We wish you all the best for the festive season and the New Year!
APO best of 2018
Every year at APO we prepare the Top 10 list of most viewed content across all major subject areas. View the full Top 10 list overall, or filter for the Top 10 in each of our 13 broad subject categories.
The year in review
It always seems to be a big year for APO but this year we have really grown significantly thanks to a large ARC infrastructure grant, the support of our APO Major Partners and an increasing number of special projects and collaborations.
Technology is changing so rapidly, the database continues to grow, there are new ways of connecting and operating knowledge infrastructure, and more demands and expectations of services and functionality. Now more than ever APO needs to work with other systems and organisations to ensure we can thrive as a public knowledge service in such a dynamic and exciting environment.
Most people know that APO provides an excellent alert service, with daily, weekly and bi-monthly New Zealand Briefings updating readers on the latest research reports and papers. But APO is much more than this – we are also a publisher and open access repository of full text policy reports, papers and data, organised and available for the long term. Both services are essential if we are to have productive and democratic access to quality research and information on public interest issues.
LSP for Social Infrastructure
This year with support from the Australian Research Council (ARC) Linkage Infrastructure and Equipment Fund (LIEF) and our partner organisations and investigators we have been working on the Linked Semantic Platforms (LSP) for Social Infrastructure project (see the latest LIEF LSP Project update). As part of this project we are developing specialist research collections on key research issues such as family violence, digital health, the future of work, and others which involves providing up-to-date monitoring of these issues and building databases of ‘grey literature’ for researchers and others to use in their policy analysis. Read more about new APO Feature Collections.
With full text comes the opportunity to develop text mining tools for automated curation which is a work in progress with Prof Timos Sellis and his team at Swinburne University. Together with Prof Mark Sanderson at RMIT University, we have been analysing the APO search system and looking at ways to improve this. And with Dr Steve McEachern at the Australian Data Archive (ADA) at Australian National University (ANU) we are working on linking APO reports with ADA data based initially on the University of Melbourne’s Household, Income and Labour Dynamics (HILDA) dataset.

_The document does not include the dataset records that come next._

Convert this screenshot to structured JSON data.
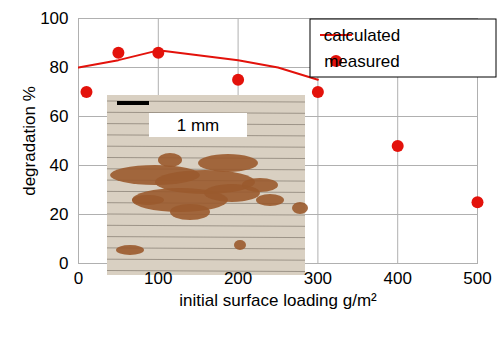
{
  "chart_data": {
    "type": "scatter",
    "x_label": "initial surface loading g/m²",
    "y_label": "degradation %",
    "xlim": [
      0,
      500
    ],
    "ylim": [
      0,
      100
    ],
    "xticks": [
      0,
      100,
      200,
      300,
      400,
      500
    ],
    "yticks": [
      0,
      20,
      40,
      60,
      80,
      100
    ],
    "grid": true,
    "legend": "top-right",
    "annotations": [
      {
        "text": "1 mm"
      }
    ],
    "series": [
      {
        "name": "calculated",
        "type": "line",
        "line_style": "solid",
        "color": "#e3120b",
        "x": [
          0,
          50,
          100,
          150,
          200,
          250,
          300
        ],
        "values": [
          80,
          83,
          87,
          85,
          83,
          80,
          75
        ]
      },
      {
        "name": "measured",
        "type": "scatter",
        "marker": "circle",
        "color": "#e3120b",
        "x": [
          10,
          50,
          100,
          200,
          300,
          400,
          500
        ],
        "values": [
          70,
          86,
          86,
          75,
          70,
          48,
          25
        ]
      }
    ]
  }
}
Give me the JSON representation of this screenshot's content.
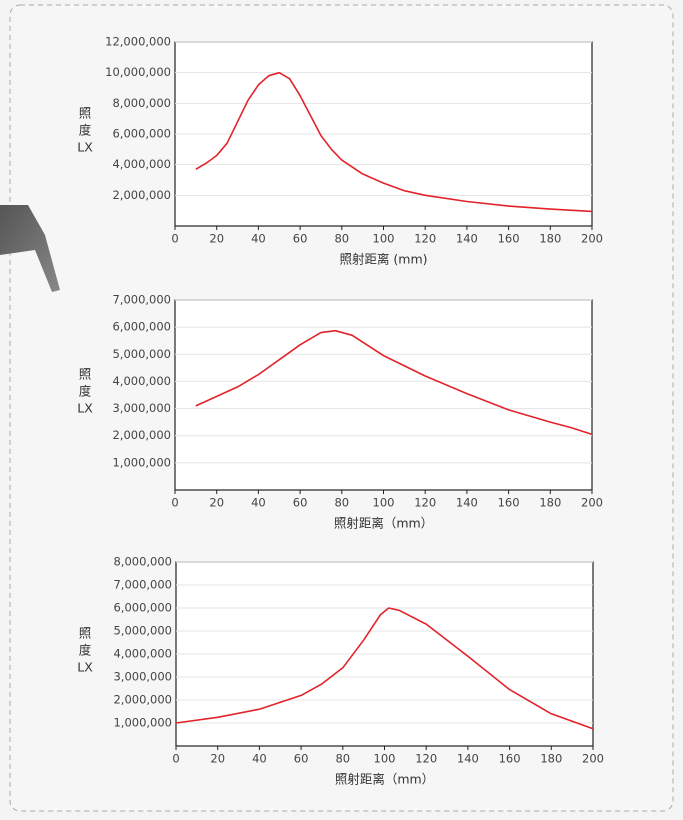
{
  "chart_data": [
    {
      "type": "line",
      "xlabel": "照射距离 (mm)",
      "ylabel": [
        "照",
        "度",
        "LX"
      ],
      "color": "#e2232b",
      "grid": true,
      "x": [
        10,
        15,
        20,
        25,
        30,
        35,
        40,
        45,
        50,
        55,
        60,
        65,
        70,
        75,
        80,
        90,
        100,
        110,
        120,
        140,
        160,
        180,
        200
      ],
      "values": [
        3700000,
        4100000,
        4600000,
        5400000,
        6800000,
        8200000,
        9200000,
        9800000,
        10000000,
        9600000,
        8500000,
        7200000,
        5900000,
        5000000,
        4300000,
        3400000,
        2800000,
        2300000,
        2000000,
        1600000,
        1300000,
        1100000,
        950000
      ],
      "xlim": [
        0,
        200
      ],
      "xticks": [
        0,
        20,
        40,
        60,
        80,
        100,
        120,
        140,
        160,
        180,
        200
      ],
      "ylim": [
        0,
        12000000
      ],
      "yticks": [
        {
          "value": 2000000,
          "label": "2,000,000"
        },
        {
          "value": 4000000,
          "label": "4,000,000"
        },
        {
          "value": 6000000,
          "label": "6,000,000"
        },
        {
          "value": 8000000,
          "label": "8,000,000"
        },
        {
          "value": 10000000,
          "label": "10,000,000"
        },
        {
          "value": 12000000,
          "label": "12,000,000"
        }
      ]
    },
    {
      "type": "line",
      "xlabel": "照射距离（mm）",
      "ylabel": [
        "照",
        "度",
        "LX"
      ],
      "color": "#e2232b",
      "grid": true,
      "x": [
        10,
        20,
        30,
        40,
        50,
        60,
        70,
        77,
        85,
        90,
        100,
        120,
        140,
        160,
        180,
        190,
        200
      ],
      "values": [
        3100000,
        3450000,
        3800000,
        4250000,
        4800000,
        5350000,
        5800000,
        5870000,
        5700000,
        5450000,
        4950000,
        4200000,
        3550000,
        2950000,
        2500000,
        2300000,
        2050000
      ],
      "xlim": [
        0,
        200
      ],
      "xticks": [
        0,
        20,
        40,
        60,
        80,
        100,
        120,
        140,
        160,
        180,
        200
      ],
      "ylim": [
        0,
        7000000
      ],
      "yticks": [
        {
          "value": 1000000,
          "label": "1,000,000"
        },
        {
          "value": 2000000,
          "label": "2,000,000"
        },
        {
          "value": 3000000,
          "label": "3,000,000"
        },
        {
          "value": 4000000,
          "label": "4,000,000"
        },
        {
          "value": 5000000,
          "label": "5,000,000"
        },
        {
          "value": 6000000,
          "label": "6,000,000"
        },
        {
          "value": 7000000,
          "label": "7,000,000"
        }
      ]
    },
    {
      "type": "line",
      "xlabel": "照射距离（mm）",
      "ylabel": [
        "照",
        "度",
        "LX"
      ],
      "color": "#e2232b",
      "grid": true,
      "x": [
        0,
        20,
        40,
        60,
        70,
        80,
        90,
        98,
        102,
        107,
        120,
        140,
        160,
        180,
        200
      ],
      "values": [
        1000000,
        1250000,
        1600000,
        2200000,
        2700000,
        3400000,
        4600000,
        5700000,
        6000000,
        5900000,
        5300000,
        3900000,
        2450000,
        1400000,
        750000
      ],
      "xlim": [
        0,
        200
      ],
      "xticks": [
        0,
        20,
        40,
        60,
        80,
        100,
        120,
        140,
        160,
        180,
        200
      ],
      "ylim": [
        0,
        8000000
      ],
      "yticks": [
        {
          "value": 1000000,
          "label": "1,000,000"
        },
        {
          "value": 2000000,
          "label": "2,000,000"
        },
        {
          "value": 3000000,
          "label": "3,000,000"
        },
        {
          "value": 4000000,
          "label": "4,000,000"
        },
        {
          "value": 5000000,
          "label": "5,000,000"
        },
        {
          "value": 6000000,
          "label": "6,000,000"
        },
        {
          "value": 7000000,
          "label": "7,000,000"
        },
        {
          "value": 8000000,
          "label": "8,000,000"
        }
      ]
    }
  ]
}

Evidence and evaluation – finding ways to filter information
Evaluating policy reports and publications is a difficult task as there are varying levels of production standards; some are clearly peer reviewed or expert reviewed, while others we simply cannot tell. More contextual aspects such as relevance, application, audience etc. are much more difficult to assess and probably beyond one individual. With partners at the CRC for Low Carbon Living (CRC LCL) and the Home Modification Clearing House at University of New South Wales (UNSW) we have been looking at this issue. Systematic reviews are one approach which the CRC LCL has been investigating, and we believe APO can play an important support role as reviewers struggle to identify and access key resources outside of academic journals and databases. Dr Julia Littell from the Campbell Collaboration presented APO’s first Workshop on Systematic Reviews for the Social Sciences in October, which was very popular.
APO Forum and the Public Knowledge Network
The APO Forum is now officially an annual event with the second forum occurring in October 2018 in Melbourne. It was a fantastic one-day event with around 80 people attending. The theme was ‘Redesigning the Public Knowledge System’ with speakers covering topics such as systematic reviews, Indigenous knowledge, open government, academic open access, research impact and engagement, public interest journalism, publishing and public policy, Wikipedia and much more.

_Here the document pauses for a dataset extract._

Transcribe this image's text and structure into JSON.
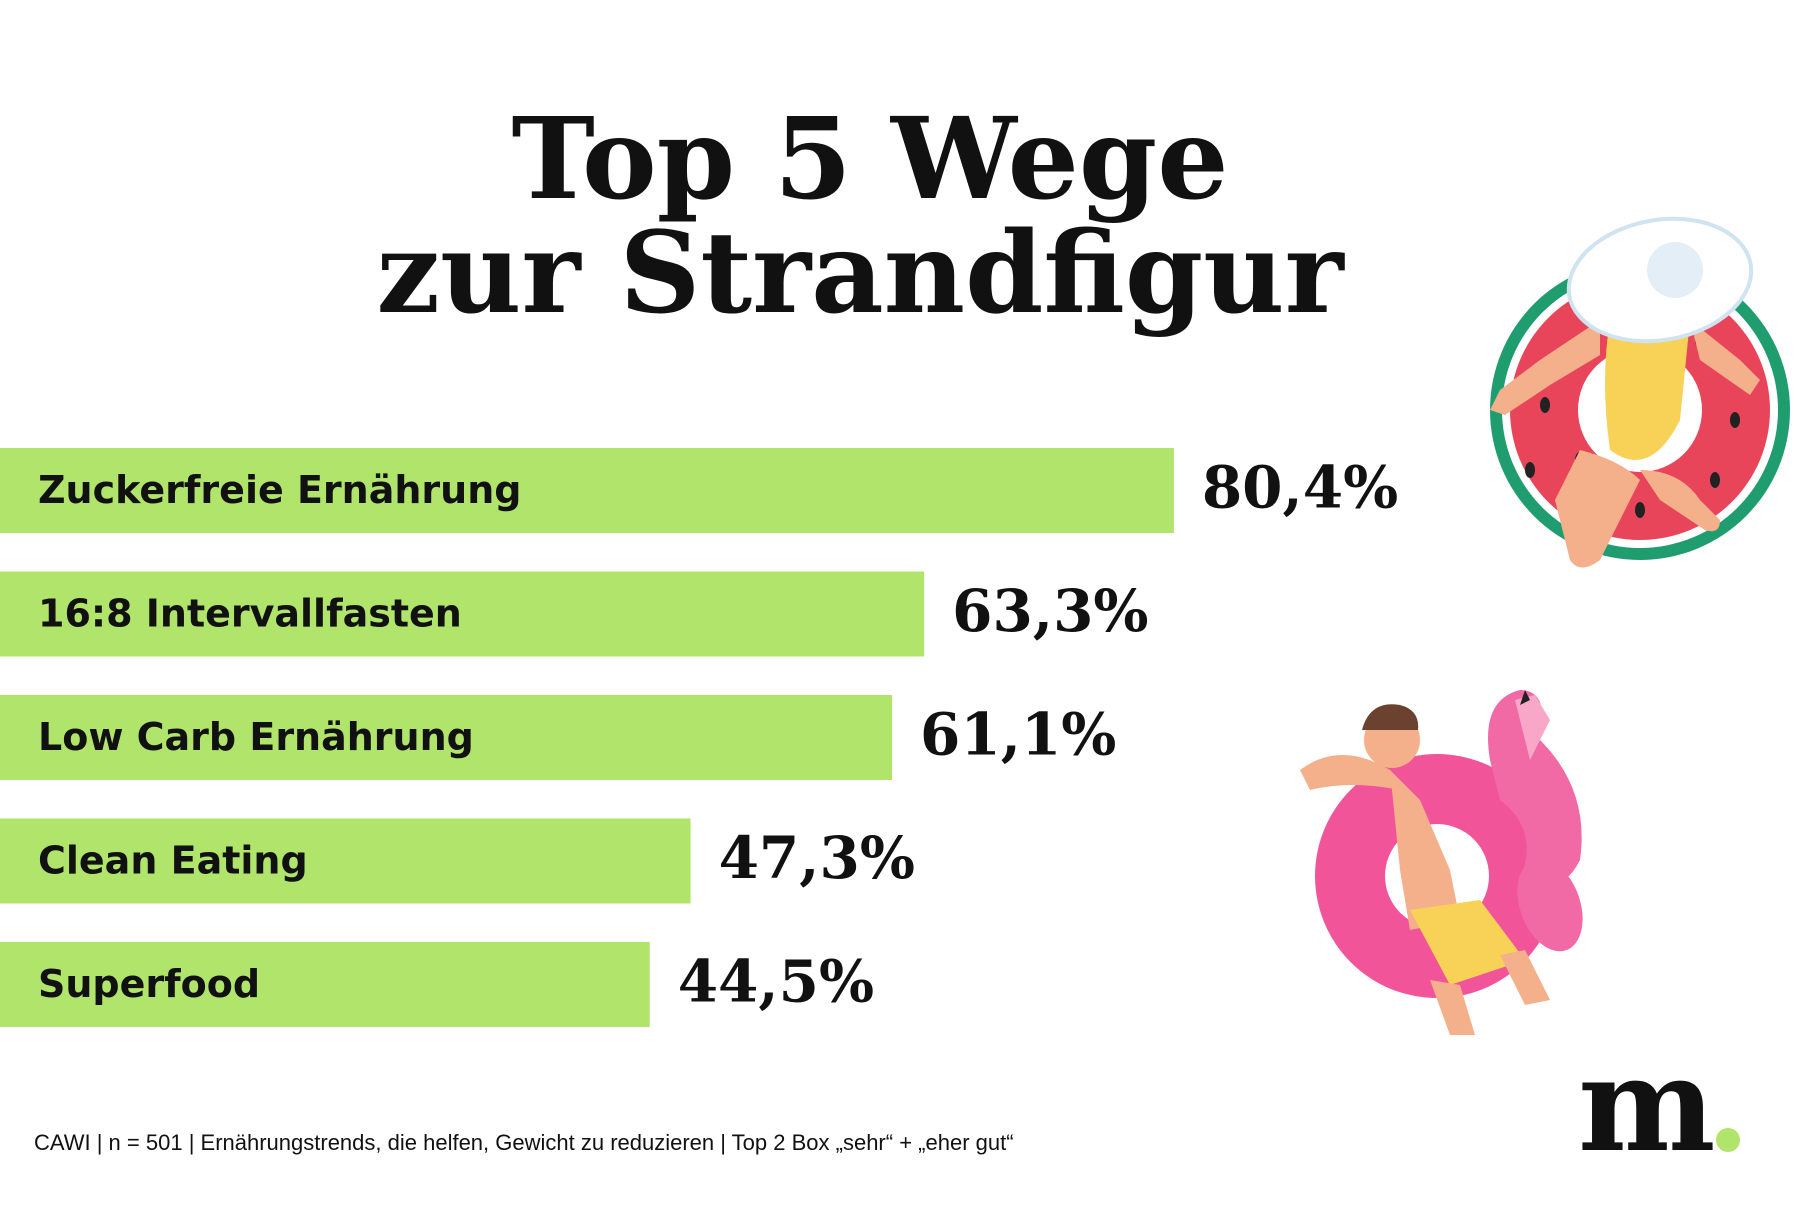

View the APO Forum 2018 videos and slides.
Public Knowledge System Roundtable and Discussion Paper
To conclude the Forum, we held a roundtable discussion on the key issues facing the public knowledge ecosystem. Following on from this, Amanda Lawrence will lead a process to write up a collaborative discussion paper to be published in 2019. If you would like to be involved, a group mailing list has been set up called Public Knowledge Network. The network is for anyone interested in these issues to share news and resources and plan advocacy activities.
Thank you and best wishes for the festive season from everyone at APO!